October 2015 Live Radio Interview and Performance

"Allison Scull and Victor Martin form a duo of unique talents. Allison writes epic tales full of feeling and meaning, sings like an ethereal phoenix and plays guitar while Victor harmonizes and decorates tunes with soulful sax bridging the gap of culture, geography and language with vibrations through time, Drawing energy from nearby Mount Shasta where they plan to hold up for the winter and emerge with CD number four, the pair delight audiences across the Pacific Northwest."
Mari Erin Roth, Radio Personality and interview 91.9FM

August 2015 Daily Repbulic Solano Republic

Sip some wine, listen to some tunes at Harvest festival
By Amy Maginnis-Honey From page B1 | August 21, 2015

FAIRFIELD — It was a match made on the stage for the duo Allison and Victor, who will perform Sunday as part of the Suisun Valley Harvest Celebration.

Allison Scull was performing as a solo act when Victor Martin stopped in to hear her play. She was recording her CD and had one song she felt would sound good with a saxophone. Martin joined her on the song “Mirror Me, Mirror You” and the duo was born.

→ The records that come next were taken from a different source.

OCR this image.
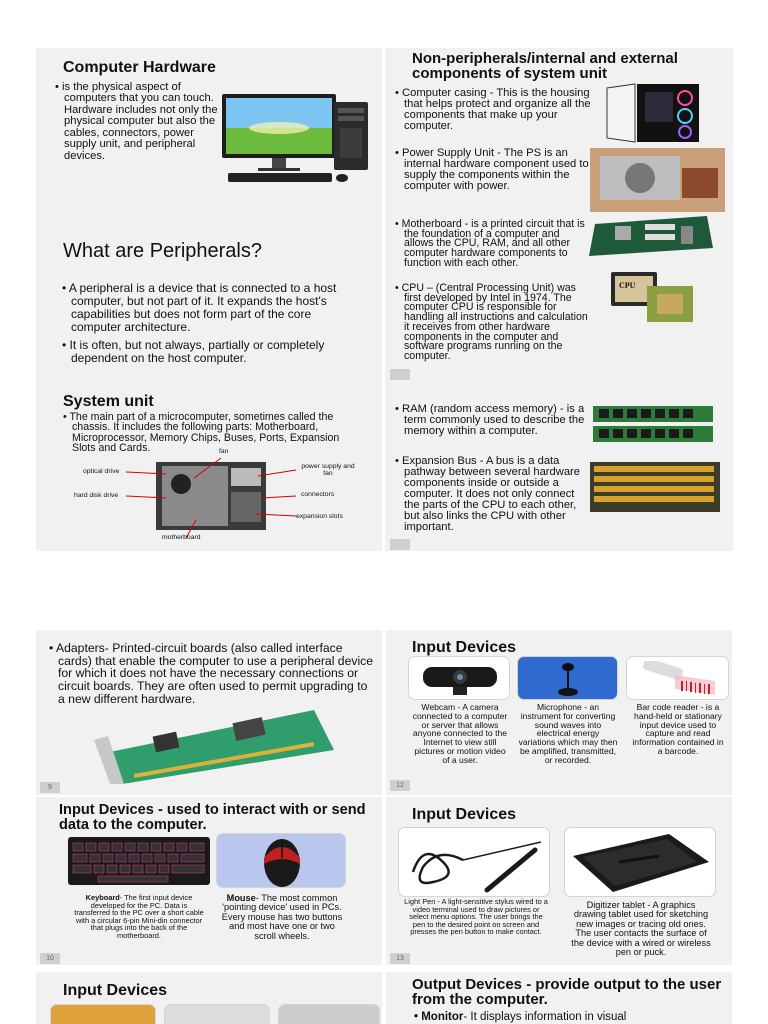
Computer Hardware
• is the physical aspect of computers that you can touch. Hardware includes not only the physical computer but also the cables, connectors, power supply unit, and peripheral devices.
What are Peripherals?
• A peripheral is a device that is connected to a host computer, but not part of it. It expands the host's capabilities but does not form part of the core computer architecture.
• It is often, but not always, partially or completely dependent on the host computer.
System unit
• The main part of a microcomputer, sometimes called the chassis. It includes the following parts: Motherboard, Microprocessor, Memory Chips, Buses, Ports, Expansion Slots and Cards.	fan
optical drive
hard disk drive
power supply and fan
connectors
expansion slots
motherboard
Non-peripherals/internal and external components of system unit
• Computer casing - This is the housing that helps protect and organize all the components that make up your computer.
• Power Supply Unit - The PS is an internal hardware component used to supply the components within the computer with power.
• Motherboard - is a printed circuit that is the foundation of a computer and allows the CPU, RAM, and all other computer hardware components to function with each other.
• CPU – (Central Processing Unit) was first developed by Intel in 1974. The computer CPU is responsible for handling all instructions and calculation it receives from other hardware components in the computer and software programs running on the computer.
CPU
• RAM (random access memory) - is a term commonly used to describe the memory within a computer.
• Expansion Bus - A bus is a data pathway between several hardware components inside or outside a computer. It does not only connect the parts of the CPU to each other, but also links the CPU with other important.
• Adapters- Printed-circuit boards (also called interface cards) that enable the computer to use a peripheral device for which it does not have the necessary connections or circuit boards. They are often used to permit upgrading to a new different hardware.
9
Input Devices
Webcam - A camera connected to a computer or server that allows anyone connected to the Internet to view still pictures or motion video of a user.
Microphone - an instrument for converting sound waves into electrical energy variations which may then be amplified, transmitted, or recorded.
Bar code reader - is a hand-held or stationary input device used to capture and read information contained in a barcode.
12
Input Devices - used to interact with or send data to the computer.
Keyboard- The first input device developed for the PC. Data is transferred to the PC over a short cable with a circular 6-pin Mini-din connector that plugs into the back of the motherboard.
Mouse- The most common 'pointing device' used in PCs. Every mouse has two buttons and most have one or two scroll wheels.
10
Input Devices
Light Pen - A light-sensitive stylus wired to a video terminal used to draw pictures or select menu options. The user brings the pen to the desired point on screen and presses the pen button to make contact.
Digitizer tablet - A graphics drawing tablet used for sketching new images or tracing old ones. The user contacts the surface of the device with a wired or wireless pen or puck.
13
Input Devices	Output Devices - provide output to the user from the computer.
• Monitor- It displays information in visual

“Victor came to a couple of my gigs and just improvised to the original songs,” Scull wrote in an email to the Daily Republic. “With both of us having a love for similar music, we incorporated our different styles of folk and jazz and have grown from there to a new sound.”

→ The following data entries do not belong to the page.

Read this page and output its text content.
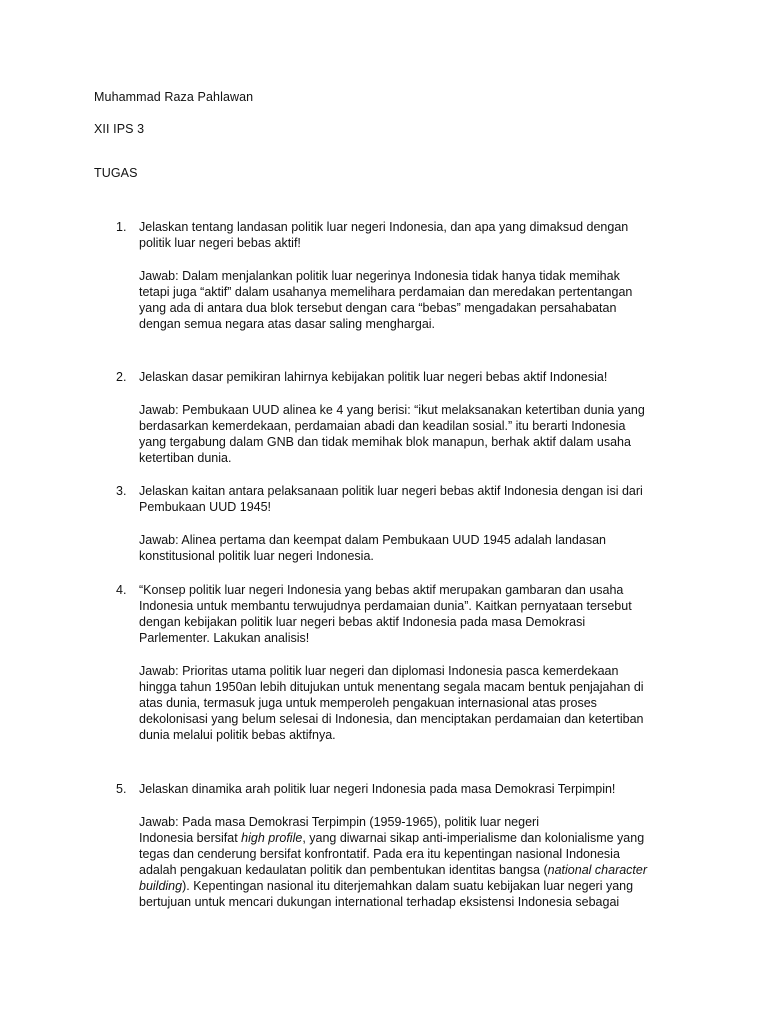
Muhammad Raza Pahlawan
XII IPS 3
TUGAS
1.	Jelaskan tentang landasan politik luar negeri Indonesia, dan apa yang dimaksud dengan
politik luar negeri bebas aktif!
Jawab: Dalam menjalankan politik luar negerinya Indonesia tidak hanya tidak memihak
tetapi juga “aktif” dalam usahanya memelihara perdamaian dan meredakan pertentangan
yang ada di antara dua blok tersebut dengan cara “bebas” mengadakan persahabatan
dengan semua negara atas dasar saling menghargai.
2.	Jelaskan dasar pemikiran lahirnya kebijakan politik luar negeri bebas aktif Indonesia!
Jawab: Pembukaan UUD alinea ke 4 yang berisi: “ikut melaksanakan ketertiban dunia yang
berdasarkan kemerdekaan, perdamaian abadi dan keadilan sosial.” itu berarti Indonesia
yang tergabung dalam GNB dan tidak memihak blok manapun, berhak aktif dalam usaha
ketertiban dunia.
3.	Jelaskan kaitan antara pelaksanaan politik luar negeri bebas aktif Indonesia dengan isi dari
Pembukaan UUD 1945!
Jawab: Alinea pertama dan keempat dalam Pembukaan UUD 1945 adalah landasan
konstitusional politik luar negeri Indonesia.
4.	“Konsep politik luar negeri Indonesia yang bebas aktif merupakan gambaran dan usaha
Indonesia untuk membantu terwujudnya perdamaian dunia”. Kaitkan pernyataan tersebut
dengan kebijakan politik luar negeri bebas aktif Indonesia pada masa Demokrasi
Parlementer. Lakukan analisis!
Jawab: Prioritas utama politik luar negeri dan diplomasi Indonesia pasca kemerdekaan
hingga tahun 1950an lebih ditujukan untuk menentang segala macam bentuk penjajahan di
atas dunia, termasuk juga untuk memperoleh pengakuan internasional atas proses
dekolonisasi yang belum selesai di Indonesia, dan menciptakan perdamaian dan ketertiban
dunia melalui politik bebas aktifnya.
5.	Jelaskan dinamika arah politik luar negeri Indonesia pada masa Demokrasi Terpimpin!
Jawab: Pada masa Demokrasi Terpimpin (1959-1965), politik luar negeri
Indonesia bersifat high profile, yang diwarnai sikap anti-imperialisme dan kolonialisme yang
tegas dan cenderung bersifat konfrontatif. Pada era itu kepentingan nasional Indonesia
adalah pengakuan kedaulatan politik dan pembentukan identitas bangsa (national character
building). Kepentingan nasional itu diterjemahkan dalam suatu kebijakan luar negeri yang
bertujuan untuk mencari dukungan international terhadap eksistensi Indonesia sebagai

They have released three C Ds?.

Martin said he fell in love with music listening to the radio and hearing songs from The Temptations, Smokey Robinson and the Beatles, to name a few, and some of the jazz greats.

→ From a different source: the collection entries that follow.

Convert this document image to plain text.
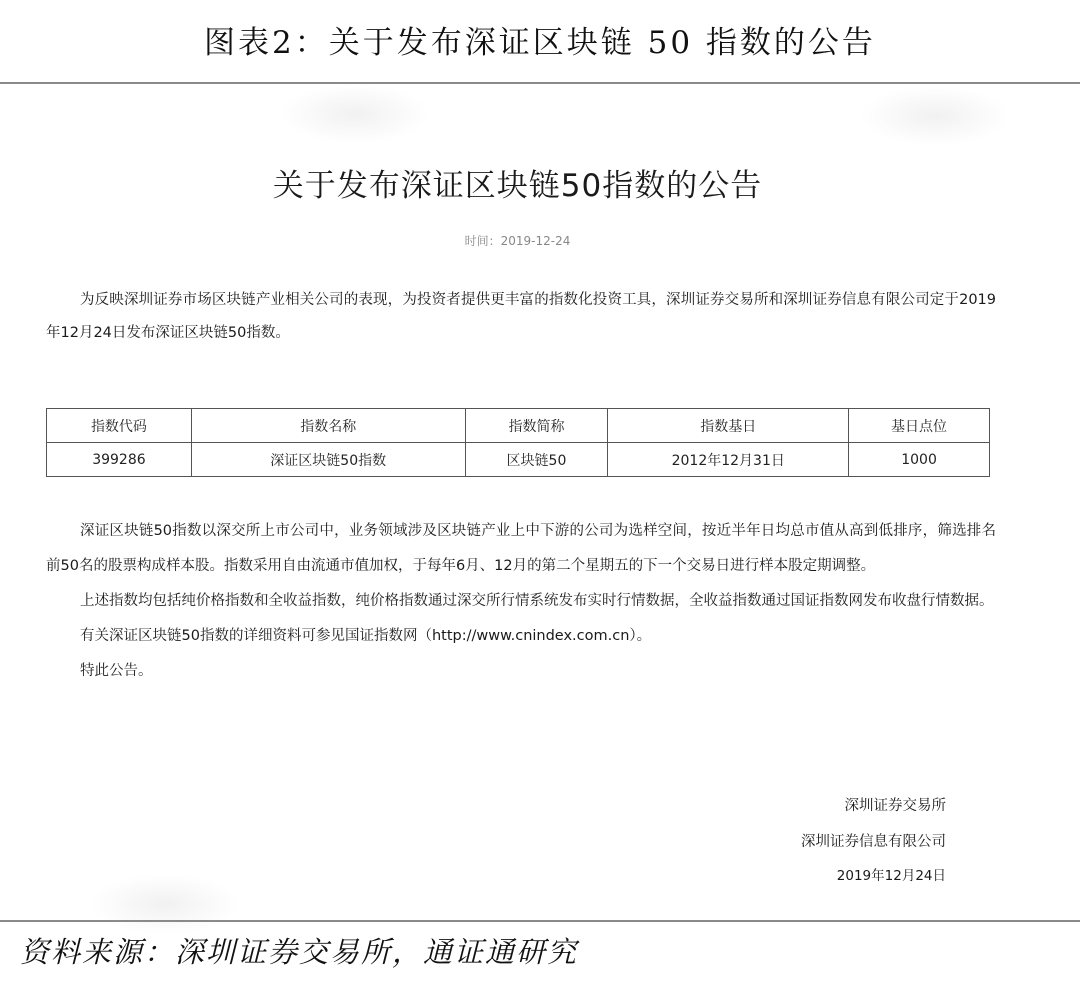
图表2：关于发布深证区块链 50 指数的公告
关于发布深证区块链50指数的公告
时间：2019-12-24
为反映深圳证券市场区块链产业相关公司的表现，为投资者提供更丰富的指数化投资工具，深圳证券交易所和深圳证券信息有限公司定于2019年12月24日发布深证区块链50指数。
指数代码	指数名称	指数简称	指数基日	基日点位
399286	深证区块链50指数	区块链50	2012年12月31日	1000

深证区块链50指数以深交所上市公司中，业务领域涉及区块链产业上中下游的公司为选样空间，按近半年日均总市值从高到低排序，筛选排名前50名的股票构成样本股。指数采用自由流通市值加权，于每年6月、12月的第二个星期五的下一个交易日进行样本股定期调整。

上述指数均包括纯价格指数和全收益指数，纯价格指数通过深交所行情系统发布实时行情数据，全收益指数通过国证指数网发布收盘行情数据。

有关深证区块链50指数的详细资料可参见国证指数网（http://www.cnindex.com.cn）。

特此公告。

深圳证券交易所
深圳证券信息有限公司
2019年12月24日
资料来源：深圳证券交易所，通证通研究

He heard all the different instruments and harmonies interact with each other while in the high school marching band and symphony.

Scull started on a classical path. Her mom played Burt Bacharach tunes on the piano.

“My twin sister and I would dance for hours to her playing,” Scull wrote. “We also took piano lessons and studied mostly classical music.”

She switched from folk music to jazz when she and Martin connected. The transition was smooth.

Her older sister left her guitar and sheet music around the house. Scull would pick them up and work on tunes from Joni Mitchell, Cat Stevens and the Beatles.

“I have always felt my voice was more jazzy than folk,” Scull wrote in the email. “I especially was akin to Brazilian jazz, and so it was a matter of growing into it and reaching for it. Victor brought out the jazzy side in me.”